Opinione dettagliata di koshkha
koshkha(46)
Northampton, Regno Unito92%
It was Christmas Day 1995 and my first trip to India. I woke up with an overwhelming sense of well-being and an absolute buzz of excitement that I was really somewhere different. I was at Sariska Palace Hotel, a giant pinky-white wedding cake of a building next to a wildlife park and I was absolutely loving it. It was the beginning of my long and expensive love affair with India.
My first experience of an Indian hotel was pretty lousy - a run down giant of a hotel in Delhi that smelled so badly of damp that my clothes picked up the smell and held on to it for a week or so after. But Sariska was something different: an old palace where the great and the good (but mostly the rich) would have gathered to go out and kill the very animals that we were there to look for. My trip was a three week tour called 'Tigers and Ganges' and Sariska National Park was our first potential tiger-spotting place.

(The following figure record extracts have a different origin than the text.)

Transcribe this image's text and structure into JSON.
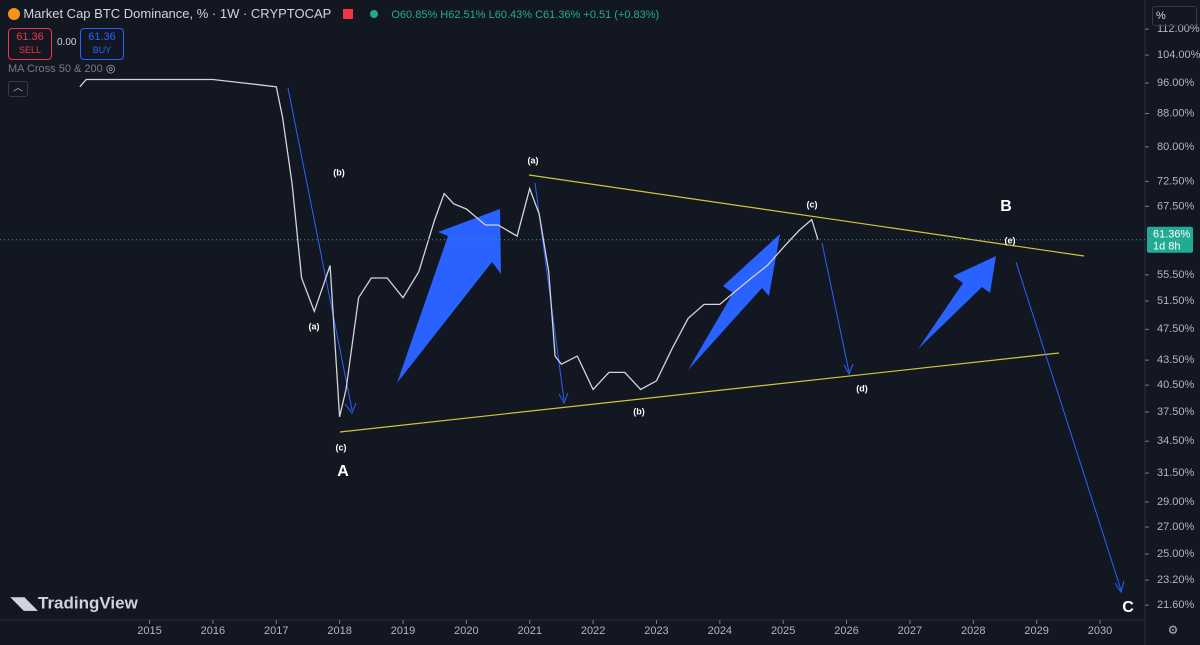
{
  "header": {
    "symbol": "Market Cap BTC Dominance, % · 1W · CRYPTOCAP",
    "ohlc": "O60.85% H62.51% L60.43% C61.36% +0.51 (+0.83%)",
    "sell_price": "61.36",
    "sell_label": "SELL",
    "spread": "0.00",
    "buy_price": "61.36",
    "buy_label": "BUY",
    "indicator": "MA Cross 50 & 200",
    "scale_button": "%",
    "logo": "TradingView"
  },
  "chart_data": {
    "type": "line",
    "log_scale": true,
    "color": "#d1d4dc",
    "x": [
      2013.9,
      2014.0,
      2014.5,
      2015.0,
      2015.5,
      2016.0,
      2016.5,
      2017.0,
      2017.1,
      2017.25,
      2017.4,
      2017.6,
      2017.85,
      2018.0,
      2018.1,
      2018.3,
      2018.5,
      2018.75,
      2019.0,
      2019.25,
      2019.5,
      2019.65,
      2019.8,
      2020.0,
      2020.3,
      2020.5,
      2020.8,
      2021.0,
      2021.15,
      2021.3,
      2021.4,
      2021.5,
      2021.75,
      2022.0,
      2022.25,
      2022.5,
      2022.75,
      2023.0,
      2023.25,
      2023.5,
      2023.75,
      2024.0,
      2024.25,
      2024.5,
      2024.75,
      2025.0,
      2025.25,
      2025.45,
      2025.55
    ],
    "values": [
      95,
      97,
      97,
      97,
      97,
      97,
      96,
      95,
      87,
      72,
      55,
      50,
      57,
      37,
      40,
      52,
      55,
      55,
      52,
      56,
      65,
      70,
      68,
      67,
      64,
      64,
      62,
      71,
      66,
      56,
      44,
      43,
      44,
      40,
      42,
      42,
      40,
      41,
      45,
      49,
      51,
      51,
      53,
      55,
      57,
      60,
      63,
      65,
      61.36
    ],
    "last_value": 61.36,
    "last_value_label": "61.36%",
    "countdown": "1d 8h",
    "xlim": [
      2012.64,
      2030.71
    ],
    "xticks": [
      2015,
      2016,
      2017,
      2018,
      2019,
      2020,
      2021,
      2022,
      2023,
      2024,
      2025,
      2026,
      2027,
      2028,
      2029,
      2030
    ],
    "ylim": [
      20.7,
      120
    ],
    "yticks": [
      {
        "value": 112,
        "label": "112.00%"
      },
      {
        "value": 104,
        "label": "104.00%"
      },
      {
        "value": 96,
        "label": "96.00%"
      },
      {
        "value": 88,
        "label": "88.00%"
      },
      {
        "value": 80,
        "label": "80.00%"
      },
      {
        "value": 72.5,
        "label": "72.50%"
      },
      {
        "value": 67.5,
        "label": "67.50%"
      },
      {
        "value": 55.5,
        "label": "55.50%"
      },
      {
        "value": 51.5,
        "label": "51.50%"
      },
      {
        "value": 47.5,
        "label": "47.50%"
      },
      {
        "value": 43.5,
        "label": "43.50%"
      },
      {
        "value": 40.5,
        "label": "40.50%"
      },
      {
        "value": 37.5,
        "label": "37.50%"
      },
      {
        "value": 34.5,
        "label": "34.50%"
      },
      {
        "value": 31.5,
        "label": "31.50%"
      },
      {
        "value": 29,
        "label": "29.00%"
      },
      {
        "value": 27,
        "label": "27.00%"
      },
      {
        "value": 25,
        "label": "25.00%"
      },
      {
        "value": 23.2,
        "label": "23.20%"
      },
      {
        "value": 21.6,
        "label": "21.60%"
      }
    ],
    "annotations": [
      "(b)",
      "(a)",
      "(c)",
      "A",
      "(a)",
      "(b)",
      "(c)",
      "(d)",
      "(e)",
      "B",
      "C"
    ]
  }
}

The day before we had arrived in the morning and gone on our first game drives which had been organised by the hotel. It soon became apparent that the chance of seeing any tiger in Sariska that wasn't stuffed and mounted in the hotel lobby was about as high as seeing one in your local park. No tiger was going to hang around in such a noisy congested place but there seemed to be an astonishing assortment of deer species and birds. I got the impression that even the local bus service drove through the park, honking and hooting its horns as it passed. But the lack of big cats wasn't an issue - Sariska was a third rate park but the hotel had enough character to make up for it. Hence on the morning of Christmas Day we took a sensible decision to skip the morning game drive and sleep late, having a lazy breakfast instead of rushing around a dusty park in the cold.

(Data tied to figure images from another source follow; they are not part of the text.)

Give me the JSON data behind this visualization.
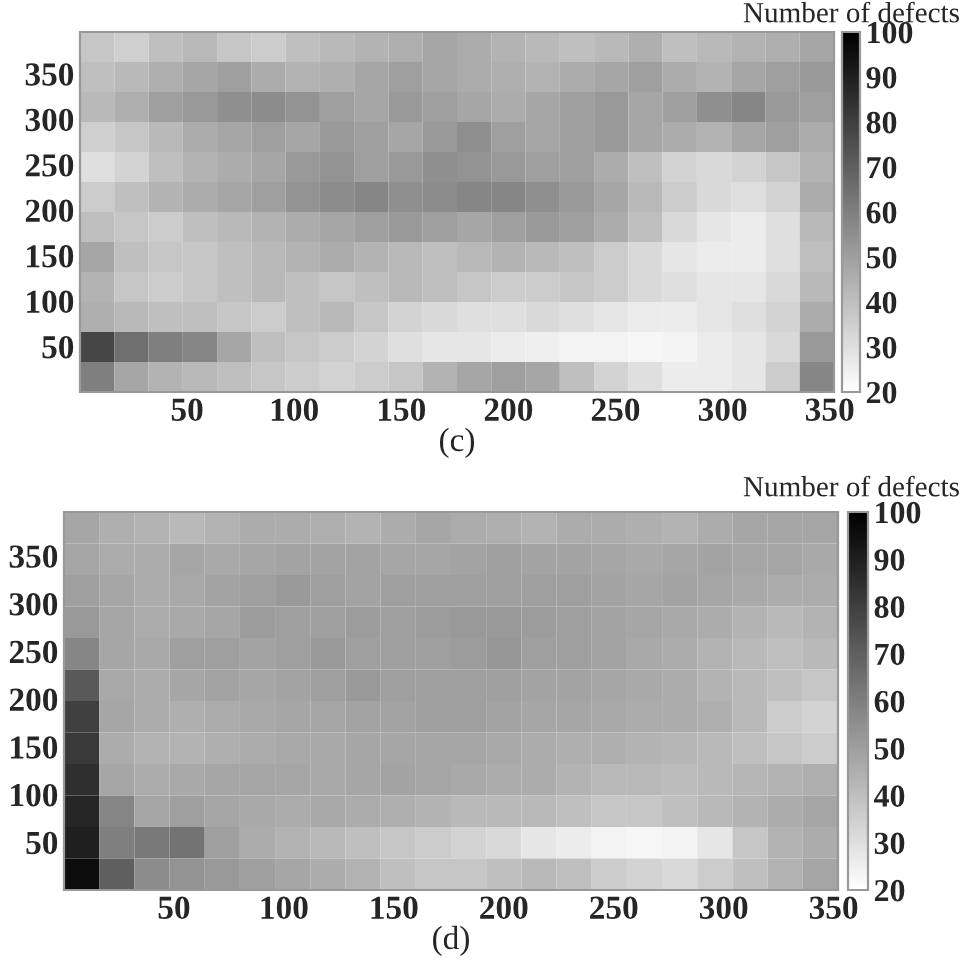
{
  "chart_data": [
    {
      "type": "heatmap",
      "xlabel": "(c)",
      "clabel": "Number of defects",
      "xlim": [
        0,
        352
      ],
      "ylim": [
        0,
        396
      ],
      "xticks": [
        50,
        100,
        150,
        200,
        250,
        300,
        350
      ],
      "yticks": [
        50,
        100,
        150,
        200,
        250,
        300,
        350
      ],
      "clim": [
        20,
        100
      ],
      "cticks": [
        20,
        30,
        40,
        50,
        60,
        70,
        80,
        90,
        100
      ],
      "cells": [
        [
          38,
          35,
          40,
          42,
          38,
          36,
          40,
          42,
          44,
          45,
          48,
          46,
          44,
          42,
          40,
          42,
          45,
          40,
          42,
          44,
          45,
          48
        ],
        [
          40,
          42,
          45,
          48,
          50,
          46,
          44,
          45,
          48,
          50,
          48,
          46,
          45,
          44,
          46,
          48,
          50,
          46,
          44,
          48,
          50,
          52
        ],
        [
          42,
          45,
          50,
          52,
          55,
          56,
          54,
          50,
          48,
          52,
          50,
          48,
          46,
          48,
          50,
          52,
          48,
          50,
          55,
          58,
          52,
          50
        ],
        [
          35,
          38,
          42,
          46,
          48,
          50,
          48,
          52,
          50,
          48,
          52,
          55,
          50,
          48,
          50,
          52,
          48,
          46,
          44,
          48,
          50,
          46
        ],
        [
          30,
          34,
          40,
          44,
          46,
          48,
          52,
          54,
          50,
          52,
          55,
          54,
          52,
          50,
          50,
          46,
          40,
          34,
          32,
          34,
          38,
          44
        ],
        [
          36,
          40,
          44,
          46,
          48,
          50,
          54,
          56,
          58,
          55,
          56,
          58,
          58,
          55,
          52,
          48,
          42,
          36,
          32,
          30,
          34,
          46
        ],
        [
          40,
          38,
          36,
          40,
          42,
          44,
          46,
          48,
          50,
          52,
          50,
          48,
          50,
          52,
          50,
          46,
          40,
          32,
          28,
          26,
          30,
          42
        ],
        [
          48,
          40,
          38,
          38,
          40,
          42,
          44,
          46,
          44,
          42,
          40,
          42,
          44,
          42,
          40,
          36,
          32,
          28,
          26,
          26,
          30,
          40
        ],
        [
          44,
          38,
          36,
          38,
          40,
          42,
          40,
          38,
          40,
          42,
          40,
          38,
          36,
          36,
          38,
          36,
          32,
          30,
          28,
          28,
          32,
          42
        ],
        [
          45,
          42,
          40,
          40,
          38,
          36,
          40,
          42,
          38,
          34,
          32,
          30,
          30,
          32,
          30,
          28,
          26,
          26,
          28,
          30,
          34,
          46
        ],
        [
          78,
          65,
          60,
          58,
          48,
          40,
          38,
          36,
          34,
          30,
          28,
          28,
          26,
          25,
          24,
          24,
          23,
          24,
          26,
          28,
          32,
          52
        ],
        [
          60,
          48,
          44,
          42,
          40,
          38,
          36,
          34,
          36,
          38,
          44,
          48,
          50,
          48,
          40,
          34,
          30,
          26,
          26,
          28,
          36,
          58
        ]
      ]
    },
    {
      "type": "heatmap",
      "xlabel": "(d)",
      "clabel": "Number of defects",
      "xlim": [
        0,
        352
      ],
      "ylim": [
        0,
        396
      ],
      "xticks": [
        50,
        100,
        150,
        200,
        250,
        300,
        350
      ],
      "yticks": [
        50,
        100,
        150,
        200,
        250,
        300,
        350
      ],
      "clim": [
        20,
        100
      ],
      "cticks": [
        20,
        30,
        40,
        50,
        60,
        70,
        80,
        90,
        100
      ],
      "cells": [
        [
          48,
          45,
          44,
          42,
          44,
          46,
          46,
          45,
          44,
          46,
          48,
          46,
          45,
          44,
          46,
          46,
          45,
          44,
          46,
          48,
          48,
          48
        ],
        [
          48,
          46,
          46,
          48,
          47,
          48,
          49,
          49,
          49,
          48,
          48,
          49,
          50,
          49,
          49,
          48,
          47,
          48,
          49,
          48,
          48,
          47
        ],
        [
          50,
          48,
          46,
          47,
          49,
          50,
          52,
          50,
          49,
          50,
          50,
          50,
          50,
          50,
          50,
          49,
          48,
          49,
          48,
          47,
          46,
          46
        ],
        [
          52,
          48,
          46,
          47,
          48,
          51,
          50,
          50,
          51,
          50,
          51,
          52,
          52,
          51,
          50,
          49,
          48,
          47,
          46,
          44,
          42,
          44
        ],
        [
          58,
          48,
          47,
          50,
          50,
          49,
          50,
          52,
          50,
          50,
          50,
          51,
          53,
          50,
          50,
          49,
          47,
          46,
          44,
          42,
          40,
          42
        ],
        [
          72,
          47,
          46,
          48,
          49,
          48,
          49,
          50,
          52,
          50,
          50,
          50,
          50,
          49,
          49,
          48,
          47,
          46,
          44,
          42,
          40,
          38
        ],
        [
          80,
          48,
          46,
          45,
          46,
          47,
          48,
          48,
          49,
          49,
          50,
          50,
          49,
          48,
          48,
          47,
          46,
          46,
          45,
          42,
          36,
          34
        ],
        [
          82,
          46,
          44,
          44,
          45,
          46,
          47,
          47,
          48,
          48,
          48,
          48,
          47,
          46,
          45,
          45,
          44,
          43,
          42,
          40,
          38,
          36
        ],
        [
          85,
          48,
          46,
          47,
          48,
          48,
          48,
          47,
          48,
          49,
          48,
          47,
          46,
          46,
          44,
          42,
          42,
          41,
          42,
          43,
          44,
          45
        ],
        [
          88,
          58,
          48,
          50,
          48,
          47,
          46,
          47,
          46,
          45,
          44,
          42,
          42,
          42,
          40,
          38,
          38,
          40,
          42,
          44,
          46,
          48
        ],
        [
          90,
          60,
          62,
          64,
          50,
          46,
          44,
          42,
          40,
          38,
          36,
          34,
          32,
          28,
          26,
          24,
          23,
          24,
          28,
          38,
          44,
          46
        ],
        [
          96,
          70,
          56,
          54,
          52,
          50,
          48,
          46,
          44,
          40,
          38,
          38,
          40,
          42,
          40,
          36,
          34,
          32,
          36,
          40,
          44,
          48
        ]
      ]
    }
  ]
}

My room mate and I had a room with high ceilings, big wooden beds and lots of character. The facilities were really rather basic but we didn't care - this was an adventure and you can't really have an adventure with 24 hour hot and cold running water and satellite TV. I don't think there was ANY TV, let alone anything fancy. Looking directly at the palace, we were on the wing on the left side of the building and had a nice covered colonnaded terrace outside our front door from which we could look out across the lawns and the slightly scruffy gardens.
The hotel had a time-warp restaurant that must have once been grand but was now just big and draughty. The food on offer was always some kind of buffet and the prices were higher than they should have been due to the lack of any alternative place to eat. Drinks were overpriced and the waiters never had change and were conveniently forgetful about bringing any - a tried and tested technique for extracting unintended tips. There really wasn't a lot to do other than driving round the park.
Despite the basic facilities, the uninspiring and over-priced food and the general air of faded glory, I loved the Sariska Palace. Checking their website it looks as if some things have changed since I was there the standard rooms are perhaps no longer even IN the main palace building but shunted out to more modern blocks. They claim a swimming pool and tennis court that I don't recall, but even if they had been there, they wouldn't have been very tempting in December. I've read that there are actually now tigers in the park so I can only imagine that someone's sorted out the problems that were keeping them away when we visited. It's still not on a par with Ranthambore or Bhandavgarh for tigers but maybe it's better than it was.
What Sariska lacks in facilities, it makes up for in historic grandeur and the opportunity to play at 'Days of the Raj' and imagine yourself in a long dress playing tennis on the lawn whilst your men-folk went out to 'bag' a few tigers before heading back to drink far too much rum in the bar. It's a hotel for dreamers and romantics rather than people who want round the clock hot water and wi-fi.